The UC Davis 2012 iGEM team used directed evolution to engineer an E. coli strain that more efficiently degrades ethylene glycol than previous strains. Although not strictly a directed protein evolution project, their work demonstrates the ability of biological molecules and systems to rapidly evolve under strong selective pressure.


  1. Romero PA and Arnold FH. Exploring protein fitness landscapes by directed evolution. Nat Rev Mol Cell Bio, 2009.

  2. Crameri A, Whitehorn EA, Tate E, Stemmer WP. Improved green fluorescent protein by molecular evolution using DNA shuffling. Nat Biotechnol, 1996.

  3. Giver L, Gershenson A, Freskgard PO, Arnold FH. Directed evolution of a thermostable esterase. Proc Natl Acad Sci USA, 1998.

  4. Cadwell RC and Joyce GF. Randomization of genes by PCR mutagenesis. Genome Res, 1992.

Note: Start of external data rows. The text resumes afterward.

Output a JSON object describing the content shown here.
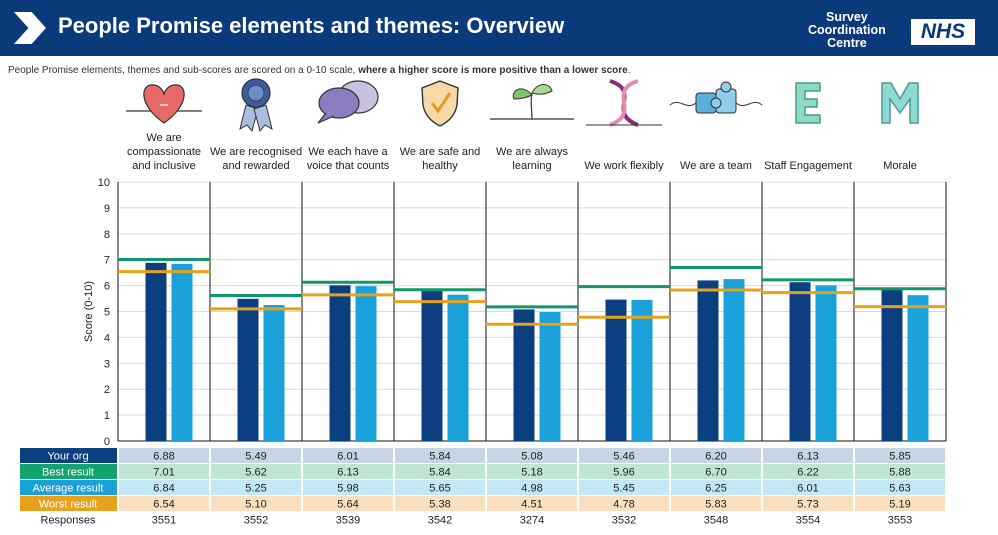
{
  "header": {
    "title": "People Promise elements and themes: Overview",
    "brand_line1": "Survey",
    "brand_line2": "Coordination",
    "brand_line3": "Centre",
    "nhs": "NHS"
  },
  "subtitle": {
    "normal": "People Promise elements, themes and sub-scores are scored on a 0-10 scale, ",
    "bold": "where a higher score is more positive than a lower score",
    "end": "."
  },
  "colors": {
    "header": "#0b3a7a",
    "your_org": "#0b3f7f",
    "average": "#1ba1da",
    "best_line": "#0f9968",
    "worst_line": "#e8a11b",
    "your_org_row": "#c7d5e6",
    "best_row": "#bfe6d3",
    "average_row": "#c2e7f5",
    "worst_row": "#fbe0c0",
    "your_org_label_bg": "#0b3f7f",
    "best_label_bg": "#13a36d",
    "average_label_bg": "#1ba1da",
    "worst_label_bg": "#e8a11b"
  },
  "chart_data": {
    "type": "bar",
    "ylabel": "Score (0-10)",
    "ylim": [
      0,
      10
    ],
    "yticks": [
      "0",
      "1",
      "2",
      "3",
      "4",
      "5",
      "6",
      "7",
      "8",
      "9",
      "10"
    ],
    "categories": [
      {
        "label": [
          "We are",
          "compassionate",
          "and inclusive"
        ],
        "icon": "heart-icon"
      },
      {
        "label": [
          "We are recognised",
          "and rewarded"
        ],
        "icon": "rosette-icon"
      },
      {
        "label": [
          "We each have a",
          "voice that counts"
        ],
        "icon": "speech-bubbles-icon"
      },
      {
        "label": [
          "We are safe and",
          "healthy"
        ],
        "icon": "shield-check-icon"
      },
      {
        "label": [
          "We are always",
          "learning"
        ],
        "icon": "sprout-icon"
      },
      {
        "label": [
          "We work flexibly"
        ],
        "icon": "dna-helix-icon"
      },
      {
        "label": [
          "We are a team"
        ],
        "icon": "puzzle-icon"
      },
      {
        "label": [
          "Staff Engagement"
        ],
        "icon": "letter-e-icon"
      },
      {
        "label": [
          "Morale"
        ],
        "icon": "letter-m-icon"
      }
    ],
    "series": [
      {
        "name": "Your org",
        "kind": "bar",
        "values": [
          6.88,
          5.49,
          6.01,
          5.84,
          5.08,
          5.46,
          6.2,
          6.13,
          5.85
        ]
      },
      {
        "name": "Best result",
        "kind": "line",
        "values": [
          7.01,
          5.62,
          6.13,
          5.84,
          5.18,
          5.96,
          6.7,
          6.22,
          5.88
        ]
      },
      {
        "name": "Average result",
        "kind": "bar",
        "values": [
          6.84,
          5.25,
          5.98,
          5.65,
          4.98,
          5.45,
          6.25,
          6.01,
          5.63
        ]
      },
      {
        "name": "Worst result",
        "kind": "line",
        "values": [
          6.54,
          5.1,
          5.64,
          5.38,
          4.51,
          4.78,
          5.83,
          5.73,
          5.19
        ]
      }
    ],
    "table": {
      "rows": [
        {
          "label": "Your org",
          "values": [
            "6.88",
            "5.49",
            "6.01",
            "5.84",
            "5.08",
            "5.46",
            "6.20",
            "6.13",
            "5.85"
          ]
        },
        {
          "label": "Best result",
          "values": [
            "7.01",
            "5.62",
            "6.13",
            "5.84",
            "5.18",
            "5.96",
            "6.70",
            "6.22",
            "5.88"
          ]
        },
        {
          "label": "Average result",
          "values": [
            "6.84",
            "5.25",
            "5.98",
            "5.65",
            "4.98",
            "5.45",
            "6.25",
            "6.01",
            "5.63"
          ]
        },
        {
          "label": "Worst result",
          "values": [
            "6.54",
            "5.10",
            "5.64",
            "5.38",
            "4.51",
            "4.78",
            "5.83",
            "5.73",
            "5.19"
          ]
        },
        {
          "label": "Responses",
          "values": [
            "3551",
            "3552",
            "3539",
            "3542",
            "3274",
            "3532",
            "3548",
            "3554",
            "3553"
          ]
        }
      ]
    }
  }
}
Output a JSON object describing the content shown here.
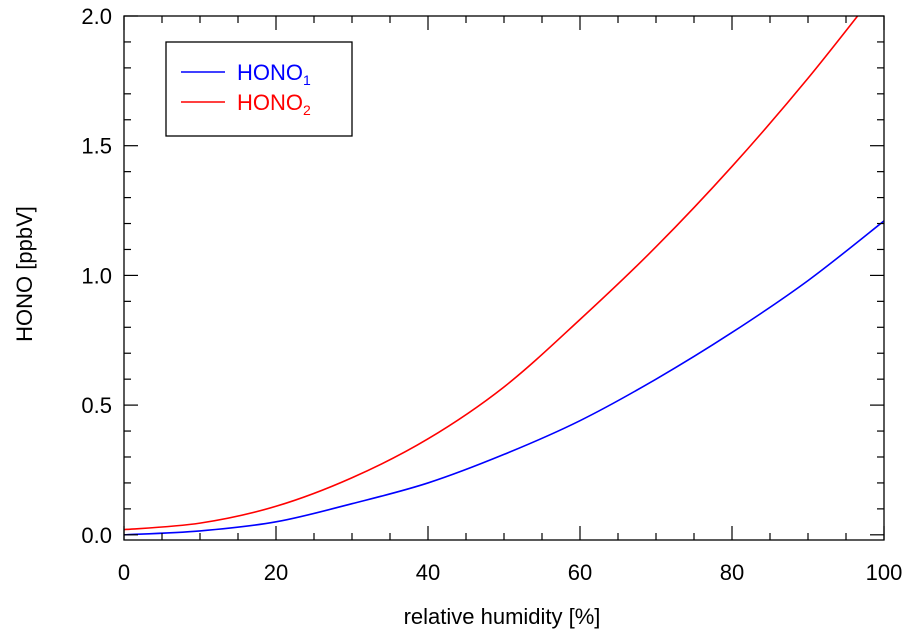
{
  "chart_data": {
    "type": "line",
    "title": "",
    "xlabel": "relative humidity [%]",
    "ylabel": "HONO [ppbV]",
    "xlim": [
      0,
      100
    ],
    "ylim": [
      -0.02,
      2.0
    ],
    "xticks": [
      0,
      20,
      40,
      60,
      80,
      100
    ],
    "xtick_labels": [
      "0",
      "20",
      "40",
      "60",
      "80",
      "100"
    ],
    "yticks": [
      0.0,
      0.5,
      1.0,
      1.5,
      2.0
    ],
    "ytick_labels": [
      "0.0",
      "0.5",
      "1.0",
      "1.5",
      "2.0"
    ],
    "grid": false,
    "legend_position": "top-left",
    "x": [
      0,
      10,
      20,
      30,
      40,
      50,
      60,
      70,
      80,
      90,
      100
    ],
    "series": [
      {
        "name": "HONO",
        "subscript": "1",
        "color": "#0000ff",
        "values": [
          0.0,
          0.015,
          0.05,
          0.12,
          0.2,
          0.31,
          0.44,
          0.6,
          0.78,
          0.98,
          1.21
        ]
      },
      {
        "name": "HONO",
        "subscript": "2",
        "color": "#ff0000",
        "values": [
          0.02,
          0.045,
          0.11,
          0.22,
          0.37,
          0.57,
          0.83,
          1.11,
          1.42,
          1.76,
          2.13
        ]
      }
    ]
  }
}
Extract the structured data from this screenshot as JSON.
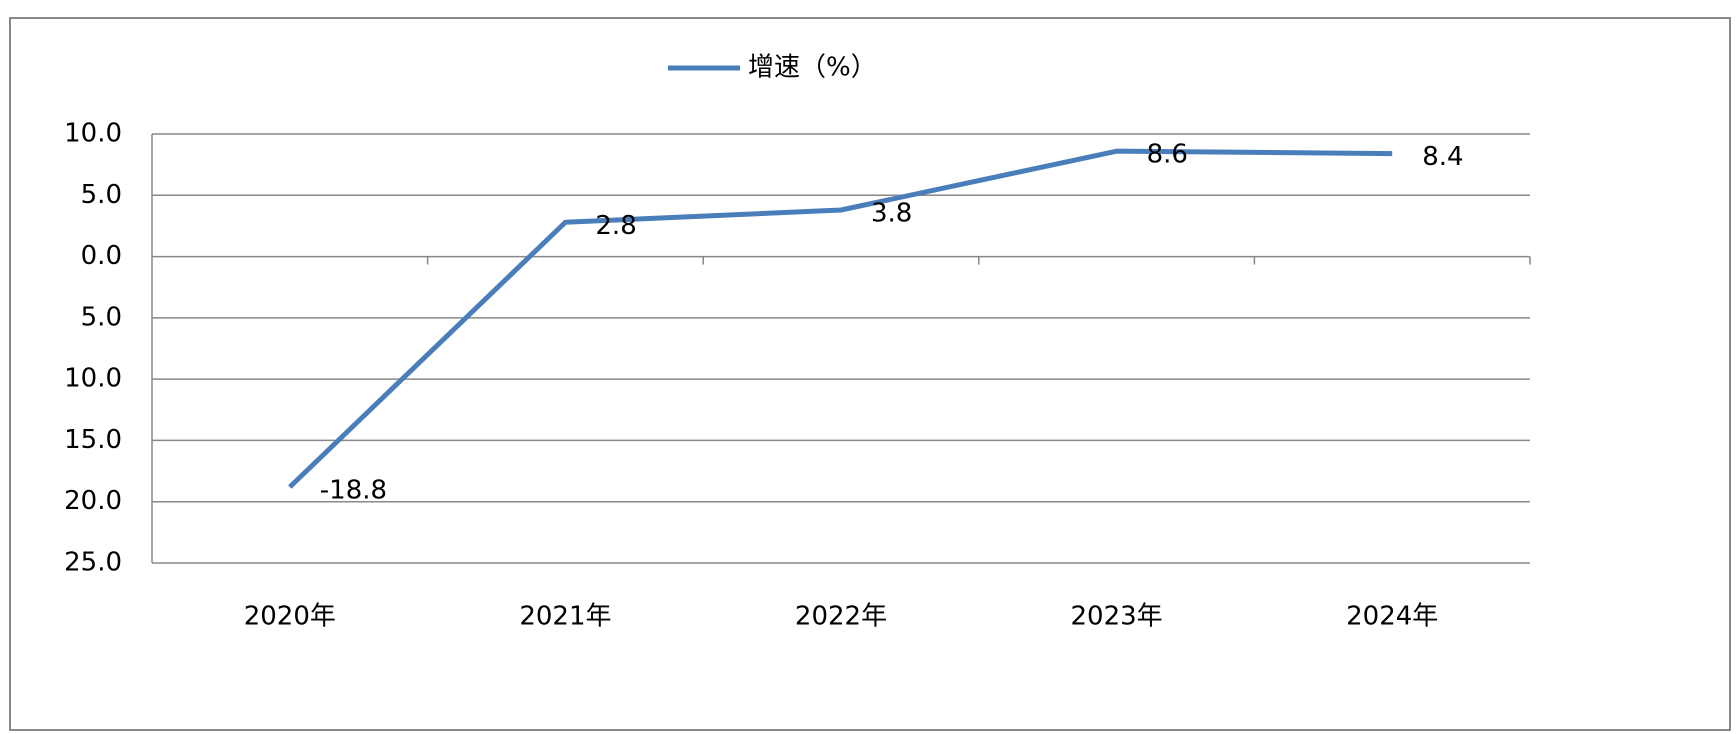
{
  "chart_data": {
    "type": "line",
    "categories": [
      "2020年",
      "2021年",
      "2022年",
      "2023年",
      "2024年"
    ],
    "series": [
      {
        "name": "增速（%）",
        "color": "#4a7ebb",
        "values": [
          -18.8,
          2.8,
          3.8,
          8.6,
          8.4
        ]
      }
    ],
    "ylim": [
      -25,
      10
    ],
    "yticks": [
      {
        "value": 10,
        "label": "10.0"
      },
      {
        "value": 5,
        "label": "5.0"
      },
      {
        "value": 0,
        "label": "0.0"
      },
      {
        "value": -5,
        "label": "5.0"
      },
      {
        "value": -10,
        "label": "10.0"
      },
      {
        "value": -15,
        "label": "15.0"
      },
      {
        "value": -20,
        "label": "20.0"
      },
      {
        "value": -25,
        "label": "25.0"
      }
    ],
    "negative_tick_color": "#ff0000",
    "grid": true,
    "legend": "top"
  }
}
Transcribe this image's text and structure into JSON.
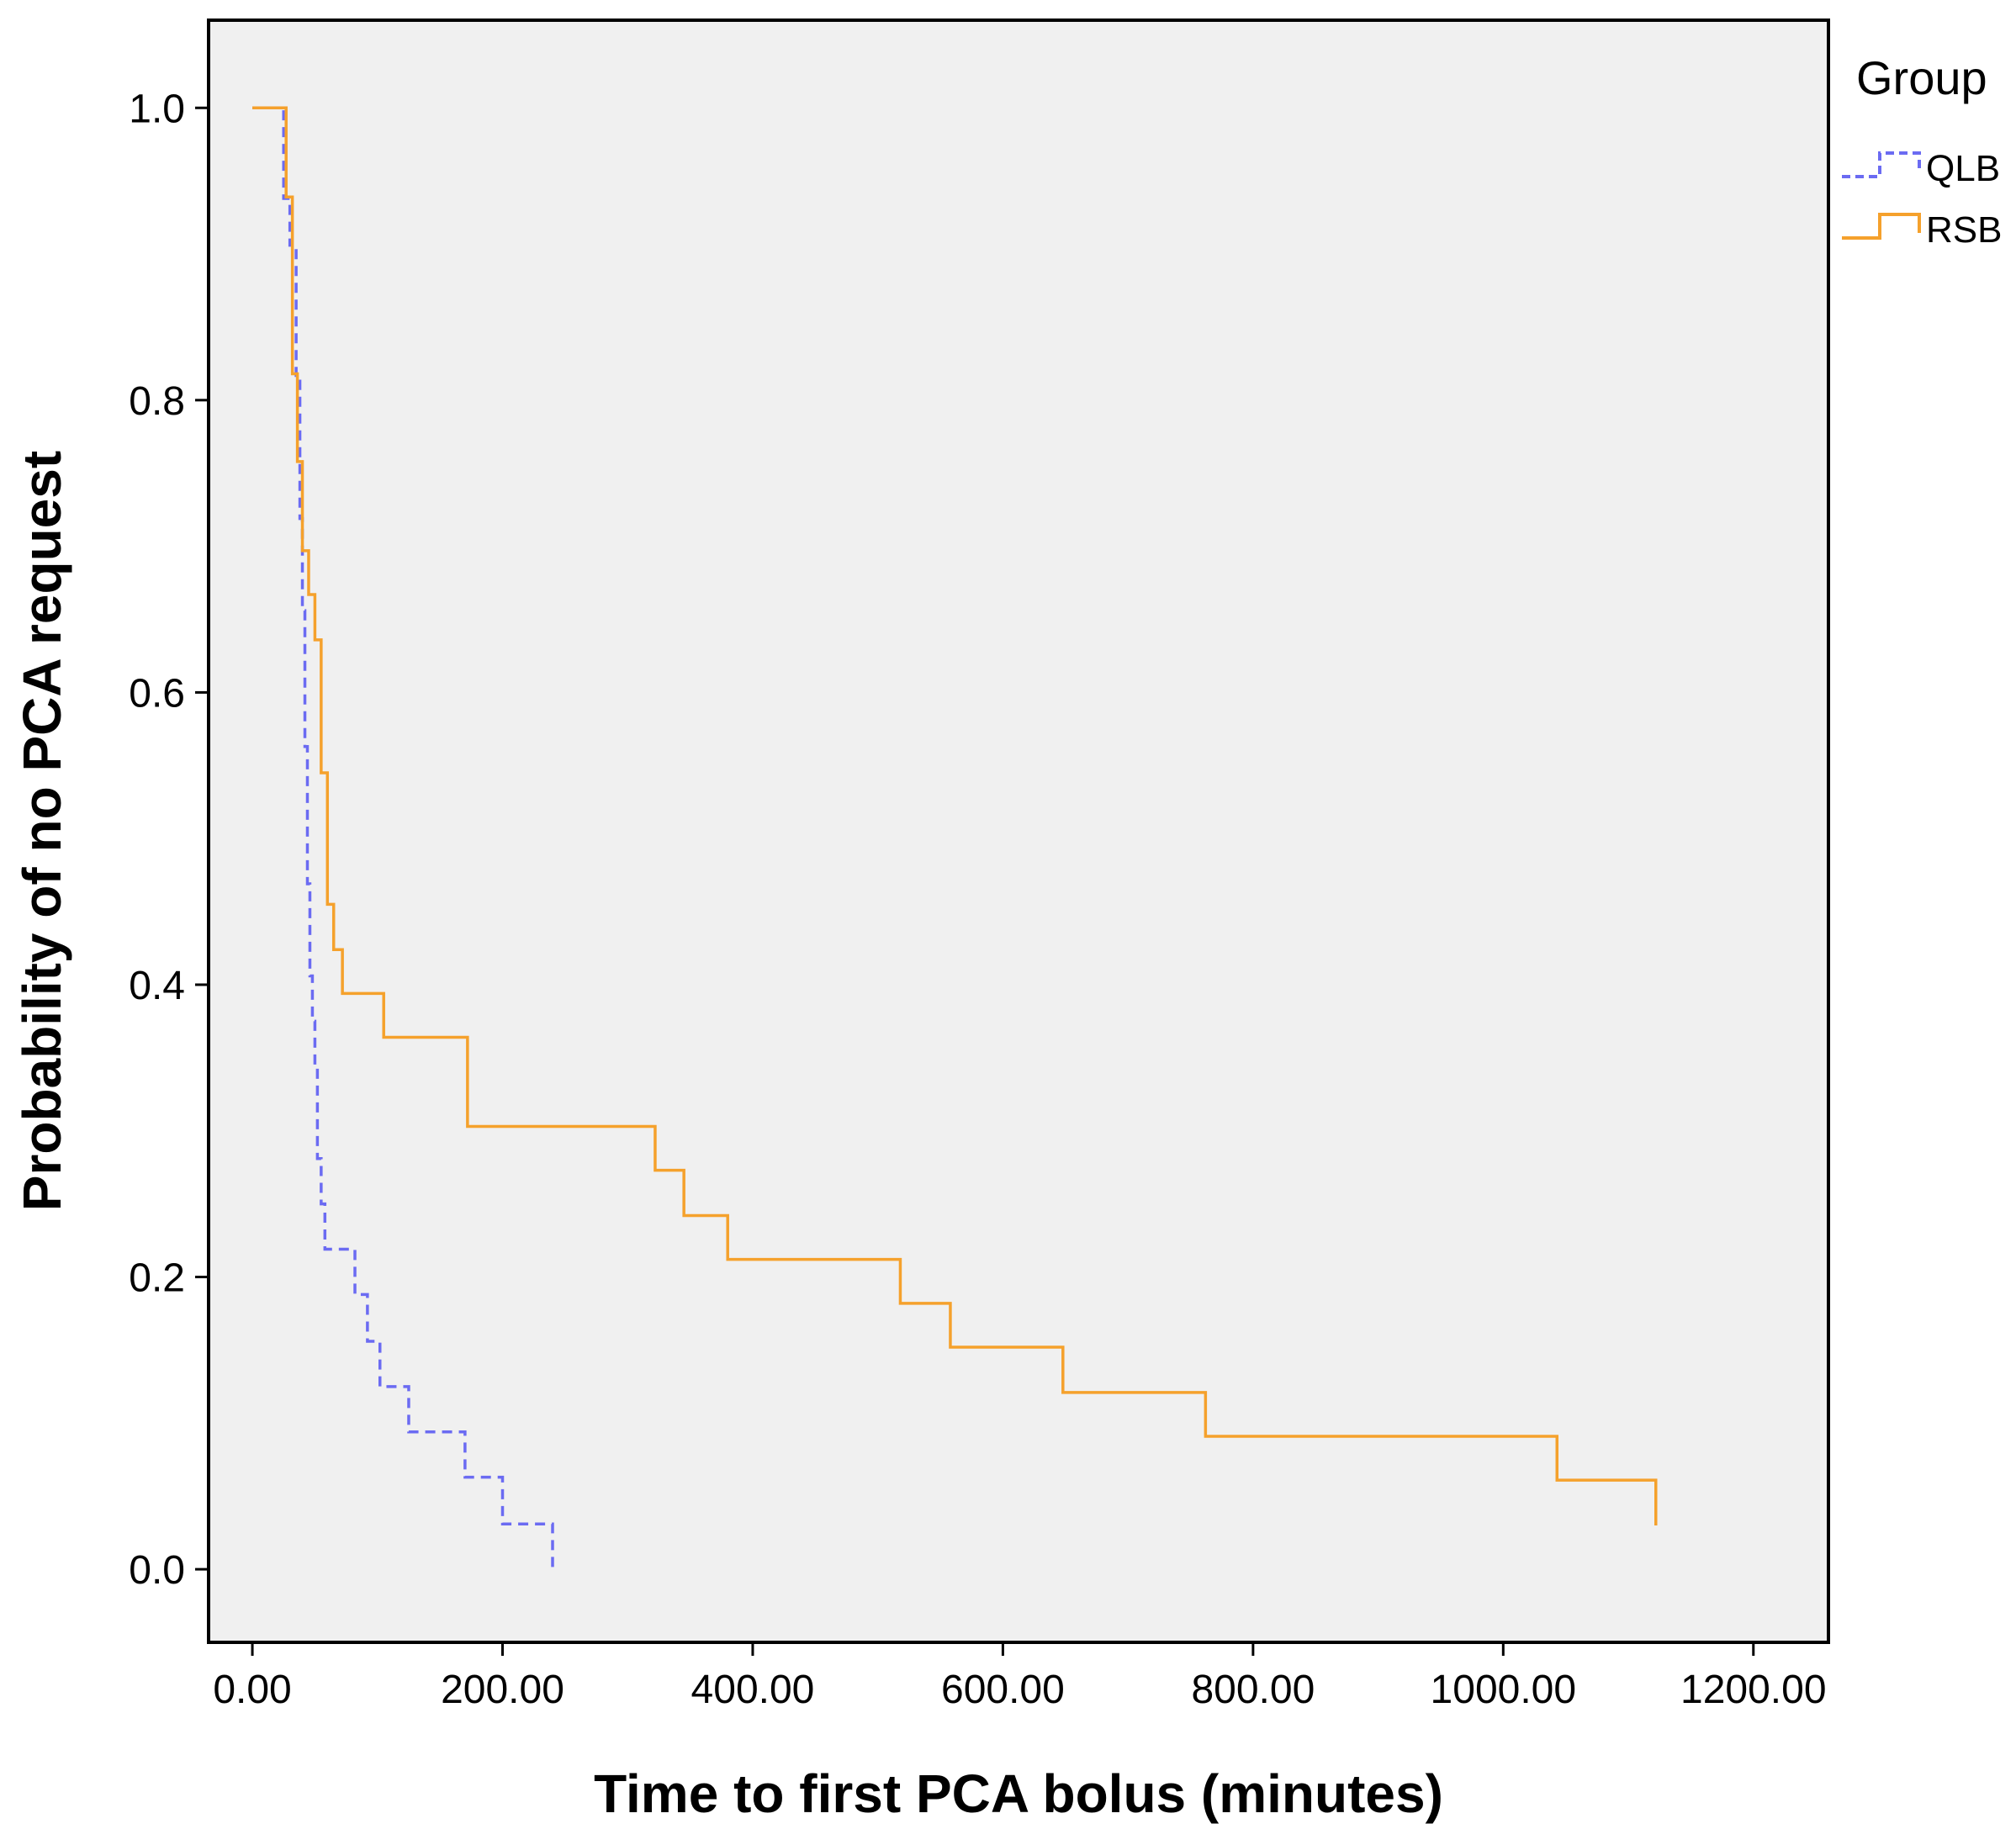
{
  "chart_data": {
    "type": "line",
    "subtype": "kaplan-meier step",
    "title": "",
    "xlabel": "Time to first PCA bolus (minutes)",
    "ylabel": "Probability of no PCA request",
    "xlim": [
      -35,
      1260
    ],
    "ylim": [
      -0.05,
      1.06
    ],
    "x_ticks": [
      0,
      200,
      400,
      600,
      800,
      1000,
      1200
    ],
    "x_tick_labels": [
      "0.00",
      "200.00",
      "400.00",
      "600.00",
      "800.00",
      "1000.00",
      "1200.00"
    ],
    "y_ticks": [
      0.0,
      0.2,
      0.4,
      0.6,
      0.8,
      1.0
    ],
    "y_tick_labels": [
      "0.0",
      "0.2",
      "0.4",
      "0.6",
      "0.8",
      "1.0"
    ],
    "grid": false,
    "plot_background": "#f0f0f0",
    "legend": {
      "title": "Group",
      "position": "right-outside-top"
    },
    "series": [
      {
        "name": "QLB",
        "color": "#6b6bf2",
        "style": "dashed",
        "times": [
          0,
          25,
          30,
          35,
          38,
          40,
          42,
          44,
          46,
          48,
          50,
          52,
          55,
          58,
          60,
          82,
          92,
          102,
          125,
          170,
          200,
          240
        ],
        "survival": [
          1.0,
          0.938,
          0.906,
          0.813,
          0.719,
          0.656,
          0.563,
          0.469,
          0.406,
          0.375,
          0.344,
          0.281,
          0.25,
          0.219,
          0.219,
          0.188,
          0.156,
          0.125,
          0.094,
          0.063,
          0.031,
          0.0
        ]
      },
      {
        "name": "RSB",
        "color": "#f5a12c",
        "style": "solid",
        "times": [
          0,
          27,
          32,
          36,
          40,
          45,
          50,
          55,
          60,
          65,
          72,
          105,
          172,
          322,
          345,
          380,
          518,
          558,
          648,
          762,
          1043,
          1122
        ],
        "survival": [
          1.0,
          0.939,
          0.818,
          0.758,
          0.697,
          0.667,
          0.636,
          0.545,
          0.455,
          0.424,
          0.394,
          0.364,
          0.303,
          0.273,
          0.242,
          0.212,
          0.182,
          0.152,
          0.121,
          0.091,
          0.061,
          0.03
        ]
      }
    ]
  }
}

  5. Abou-Nader M and Benedik MJ. Rapid generation of random mutant libraries. Bioeng Bugs, 2010.

  6. Stemmer WP. Rapid evolution of a protein by in vitro DNA shuffling. Nature, 1994.

  7. Lin H and Cornish VW. Screening and selection methods for large-scale analysis of protein function.

  8. Leemhuis H, Kelly RM, Dijkhuizen L. Directed evolution of enzymes: library screening strategies. IUBMB Life, 2009.